The asymptotic behaviour of the metric approximation property on subspaces of \(c_ 0\) (Q1813023)

Roughly speaking, we prove that for a (separable) Banach space \(X\) the following two conditions are equivalent: (i) \(X\) is almost isometrically contained in the class of subspaces of \(c_ 0\) sharing the metric approximation property. (ii) \(X\) is almost isometrically contained in the class of Banach spaces \(Y\) with the following property: There is a sequence \((F_ n)\) of finite rank operators converging strongly to the identity such that for some sequence \((\delta_ n)\) of non-negative numbers tending to zero \[ \| F_ ny_ 1+(\text{Id}-F_ n)y_ 2\|\leq1+\delta_ n\| y_ 1- y_ 2\| \] for all \(y_{1,2}\) contained by \(B_ Y\), the unit ball of \(Y\).
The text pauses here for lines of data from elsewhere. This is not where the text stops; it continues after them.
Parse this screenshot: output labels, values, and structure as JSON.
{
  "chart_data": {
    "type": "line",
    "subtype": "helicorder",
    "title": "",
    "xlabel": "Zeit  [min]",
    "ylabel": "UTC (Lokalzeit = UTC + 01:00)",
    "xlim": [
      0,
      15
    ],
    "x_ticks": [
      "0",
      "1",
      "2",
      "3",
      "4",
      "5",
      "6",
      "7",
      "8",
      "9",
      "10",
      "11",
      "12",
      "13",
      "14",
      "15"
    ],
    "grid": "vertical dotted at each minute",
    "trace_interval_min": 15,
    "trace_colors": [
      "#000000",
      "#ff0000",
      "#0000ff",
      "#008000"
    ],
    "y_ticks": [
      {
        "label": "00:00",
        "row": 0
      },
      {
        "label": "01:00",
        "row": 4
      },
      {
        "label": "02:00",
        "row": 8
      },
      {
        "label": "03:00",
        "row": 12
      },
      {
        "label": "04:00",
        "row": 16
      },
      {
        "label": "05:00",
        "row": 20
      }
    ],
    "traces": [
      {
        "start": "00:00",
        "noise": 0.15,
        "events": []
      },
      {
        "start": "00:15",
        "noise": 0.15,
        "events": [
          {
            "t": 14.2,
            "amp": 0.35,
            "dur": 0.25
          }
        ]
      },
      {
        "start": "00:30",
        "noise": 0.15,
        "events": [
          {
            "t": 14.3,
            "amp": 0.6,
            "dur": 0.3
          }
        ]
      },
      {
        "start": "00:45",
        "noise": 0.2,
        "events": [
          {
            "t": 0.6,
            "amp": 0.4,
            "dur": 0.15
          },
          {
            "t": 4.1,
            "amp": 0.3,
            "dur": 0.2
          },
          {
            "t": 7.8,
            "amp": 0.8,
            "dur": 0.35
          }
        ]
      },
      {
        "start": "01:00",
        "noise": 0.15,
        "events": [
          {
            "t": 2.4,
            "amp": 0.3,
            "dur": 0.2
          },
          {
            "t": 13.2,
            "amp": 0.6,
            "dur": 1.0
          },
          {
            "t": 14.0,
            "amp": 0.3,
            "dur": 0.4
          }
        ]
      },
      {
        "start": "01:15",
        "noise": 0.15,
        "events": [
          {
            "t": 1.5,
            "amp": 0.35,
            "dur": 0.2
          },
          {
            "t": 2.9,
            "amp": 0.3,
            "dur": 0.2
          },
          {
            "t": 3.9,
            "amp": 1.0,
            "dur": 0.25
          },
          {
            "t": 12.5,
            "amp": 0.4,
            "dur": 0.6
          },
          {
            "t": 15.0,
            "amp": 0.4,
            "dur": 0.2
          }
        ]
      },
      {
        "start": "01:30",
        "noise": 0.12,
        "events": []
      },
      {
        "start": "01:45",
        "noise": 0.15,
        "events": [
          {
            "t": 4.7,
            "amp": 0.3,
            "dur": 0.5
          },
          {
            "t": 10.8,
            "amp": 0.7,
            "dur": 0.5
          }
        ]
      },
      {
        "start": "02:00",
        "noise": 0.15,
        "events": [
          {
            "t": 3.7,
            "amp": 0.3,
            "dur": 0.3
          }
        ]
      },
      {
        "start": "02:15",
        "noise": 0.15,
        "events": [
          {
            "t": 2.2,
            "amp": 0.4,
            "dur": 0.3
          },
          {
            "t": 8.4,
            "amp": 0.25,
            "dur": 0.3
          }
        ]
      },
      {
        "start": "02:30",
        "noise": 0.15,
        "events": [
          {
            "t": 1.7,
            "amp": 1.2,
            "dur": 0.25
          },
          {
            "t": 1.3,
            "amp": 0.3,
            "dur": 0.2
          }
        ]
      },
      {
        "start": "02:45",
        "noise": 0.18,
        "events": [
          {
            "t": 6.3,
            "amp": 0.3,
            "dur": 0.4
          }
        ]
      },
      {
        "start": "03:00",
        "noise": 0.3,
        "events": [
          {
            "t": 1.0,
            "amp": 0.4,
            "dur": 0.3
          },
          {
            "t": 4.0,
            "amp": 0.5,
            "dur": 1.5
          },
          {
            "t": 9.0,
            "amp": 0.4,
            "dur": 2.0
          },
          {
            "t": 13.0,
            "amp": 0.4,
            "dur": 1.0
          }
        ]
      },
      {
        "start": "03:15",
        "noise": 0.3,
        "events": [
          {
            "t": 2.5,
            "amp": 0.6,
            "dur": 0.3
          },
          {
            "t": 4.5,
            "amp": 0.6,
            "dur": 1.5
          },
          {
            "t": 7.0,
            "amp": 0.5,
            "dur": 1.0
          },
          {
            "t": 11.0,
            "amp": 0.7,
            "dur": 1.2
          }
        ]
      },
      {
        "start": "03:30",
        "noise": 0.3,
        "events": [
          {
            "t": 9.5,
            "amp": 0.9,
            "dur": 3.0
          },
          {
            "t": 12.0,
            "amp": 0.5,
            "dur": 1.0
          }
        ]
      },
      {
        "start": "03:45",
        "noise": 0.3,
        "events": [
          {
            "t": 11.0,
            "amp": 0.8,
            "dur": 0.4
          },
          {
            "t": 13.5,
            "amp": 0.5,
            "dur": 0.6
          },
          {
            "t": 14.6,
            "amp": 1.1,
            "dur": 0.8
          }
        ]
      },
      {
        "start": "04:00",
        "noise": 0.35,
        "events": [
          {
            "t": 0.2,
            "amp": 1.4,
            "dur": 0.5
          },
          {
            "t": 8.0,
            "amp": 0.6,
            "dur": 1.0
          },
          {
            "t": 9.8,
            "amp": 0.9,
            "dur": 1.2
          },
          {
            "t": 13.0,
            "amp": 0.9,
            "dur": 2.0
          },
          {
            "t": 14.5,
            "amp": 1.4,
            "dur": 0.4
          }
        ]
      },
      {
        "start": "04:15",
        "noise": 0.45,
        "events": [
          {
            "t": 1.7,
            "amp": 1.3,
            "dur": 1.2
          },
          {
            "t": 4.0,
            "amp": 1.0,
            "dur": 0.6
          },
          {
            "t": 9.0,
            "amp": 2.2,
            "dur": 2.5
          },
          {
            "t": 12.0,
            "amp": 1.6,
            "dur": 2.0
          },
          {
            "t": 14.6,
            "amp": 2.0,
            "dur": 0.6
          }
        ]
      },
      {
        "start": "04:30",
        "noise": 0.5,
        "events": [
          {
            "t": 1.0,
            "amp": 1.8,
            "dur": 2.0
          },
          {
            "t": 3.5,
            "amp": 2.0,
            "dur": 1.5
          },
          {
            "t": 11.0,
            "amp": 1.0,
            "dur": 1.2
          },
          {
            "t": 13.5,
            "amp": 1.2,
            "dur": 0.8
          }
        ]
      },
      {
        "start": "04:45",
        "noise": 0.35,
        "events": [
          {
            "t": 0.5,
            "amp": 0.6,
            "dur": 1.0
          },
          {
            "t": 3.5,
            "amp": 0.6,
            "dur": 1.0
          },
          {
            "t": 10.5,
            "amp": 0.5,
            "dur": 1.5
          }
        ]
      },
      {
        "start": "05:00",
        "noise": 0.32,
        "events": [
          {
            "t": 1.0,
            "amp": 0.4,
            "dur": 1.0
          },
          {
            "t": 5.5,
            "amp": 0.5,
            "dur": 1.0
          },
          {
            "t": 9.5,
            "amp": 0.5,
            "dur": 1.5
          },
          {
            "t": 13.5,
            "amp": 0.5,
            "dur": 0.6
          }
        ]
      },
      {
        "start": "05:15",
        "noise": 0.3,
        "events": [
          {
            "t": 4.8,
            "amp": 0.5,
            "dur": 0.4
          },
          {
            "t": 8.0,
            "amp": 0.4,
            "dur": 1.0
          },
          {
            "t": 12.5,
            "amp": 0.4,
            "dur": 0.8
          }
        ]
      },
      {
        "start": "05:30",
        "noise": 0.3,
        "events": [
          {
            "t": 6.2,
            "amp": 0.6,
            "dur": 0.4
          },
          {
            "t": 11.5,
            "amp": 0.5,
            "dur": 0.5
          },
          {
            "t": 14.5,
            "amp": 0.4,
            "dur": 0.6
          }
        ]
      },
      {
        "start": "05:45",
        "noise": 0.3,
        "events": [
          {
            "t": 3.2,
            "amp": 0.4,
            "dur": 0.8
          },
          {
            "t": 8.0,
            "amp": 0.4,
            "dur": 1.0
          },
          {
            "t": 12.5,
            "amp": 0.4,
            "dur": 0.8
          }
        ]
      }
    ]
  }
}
This characterization has grown out of an attempt to relate the class of spaces \(X\) for which \(K(Y,X)\) is an M-ideal in \(L(Y,X)\) for every \(Y\) to the class of subspaces of \(c_ 0\) sharing the metric approximation property. This latter class can be characterized by the condition [see \textit{R. Paya} and \textit{W. Werner}, An approximation property related to \(M\)-ideals of compact operators, Proc. Am. Math. Soc. 111, No. 4, 993-1001 (1991)] \[ \sup_{\| x_{1,2}\|\leq1}\| F_ nx_ 1+(\text{Id}-F_ n)x_ 2\|\leq1+\varepsilon_ n \] where \((F_ n)\) again converges strongly to the identity, \(x_{1,2}\) are in \(B_ X\), \(\varepsilon\geq0\) and \(\varepsilon_ n\to0\).